Europol’s 2020 cyber crime report updates on the latest trends and the current impact of cyber crime within the EU and beyond.

Since Europol published last year’s Internet Organised Crime Threat Assessment, the global coronavirus pandemic has forced us to reimagine our societies and reinvent the way we work and live. During the lockdown, we turned to the internet for a sense of normality: shopping, working and learning online at a scale never seen before.

It is in this new normal that Europol publishes its 7th annual IOCTA, which seeks to map the cyber crime threat landscape and understand how law enforcement responds to it. Although the coronavirus crisis showed us how criminals actively take advantage of society at its most vulnerable, this opportunistic behaviour of criminals should not overshadow the overall threat landscape. In many cases, Europe states, coronavirus has enhanced existing problems.

Criminals use innovative methods to increase the volume and sophistication of their attacks, and inexperienced cybercriminals can carry out phishing campaigns more easily through crime as-a-service. Criminals quickly exploited the pandemic to attack vulnerable people; phishing, online scams and the spread of fake news became an ideal strategy for cybercriminals seeking to sell items they claim will prevent or cure coronavirus.

Europol says that encryption continues to be a clear feature of an increasing number of services and tools. One of the principal challenges for law enforcement is how to access and gather relevant data for criminal investigations. The value of being able to access data of criminal communication on an encrypted network is perhaps the most effective illustration of how encrypted data can provide law enforcement with crucial leads beyond the area of cyber crime.

The report also warned that ransomware attacks have become more sophisticated, targeting specific organisations in the public and private sector through victim reconnaissance. While the pandemic has triggered an increase in cyber crime, ransomware attacks were targeting the healthcare industry long before the crisis. Moreover, criminals have included another layer to their ransomware attacks by threatening to auction off the comprised data, increasing the pressure on the victims to pay the ransom.

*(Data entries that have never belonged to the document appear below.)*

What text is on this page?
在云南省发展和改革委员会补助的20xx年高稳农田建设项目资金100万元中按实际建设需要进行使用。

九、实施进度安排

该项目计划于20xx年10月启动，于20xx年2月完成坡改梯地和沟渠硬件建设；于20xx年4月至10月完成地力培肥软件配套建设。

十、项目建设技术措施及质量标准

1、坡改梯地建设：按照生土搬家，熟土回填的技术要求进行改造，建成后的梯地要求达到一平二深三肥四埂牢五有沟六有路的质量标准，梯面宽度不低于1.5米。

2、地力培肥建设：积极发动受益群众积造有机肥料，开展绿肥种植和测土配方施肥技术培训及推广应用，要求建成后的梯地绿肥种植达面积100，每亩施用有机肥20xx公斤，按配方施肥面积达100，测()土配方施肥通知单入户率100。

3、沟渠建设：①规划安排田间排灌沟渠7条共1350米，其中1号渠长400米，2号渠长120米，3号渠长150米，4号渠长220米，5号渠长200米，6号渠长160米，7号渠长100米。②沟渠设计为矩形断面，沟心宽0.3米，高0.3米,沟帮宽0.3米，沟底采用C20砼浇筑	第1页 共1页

Advanced forms of malware are a top threat in the EU: criminals have transformed some traditional banking Trojans into modular malware to cover more PC digital fingerprints, which are later sold for different needs.

Catherine De Bolle, Europol’s executive director, said: “Cyber crime affects citizens, businesses and organisations across the EU. Europol plays a key role in countering cybercrime by working with our many partners in law enforcement and the private sector and by offering innovative solutions and effective, comprehensive support to investigations. I hope this analysis can inform effective responses to these evolving threats and make Europe safer.”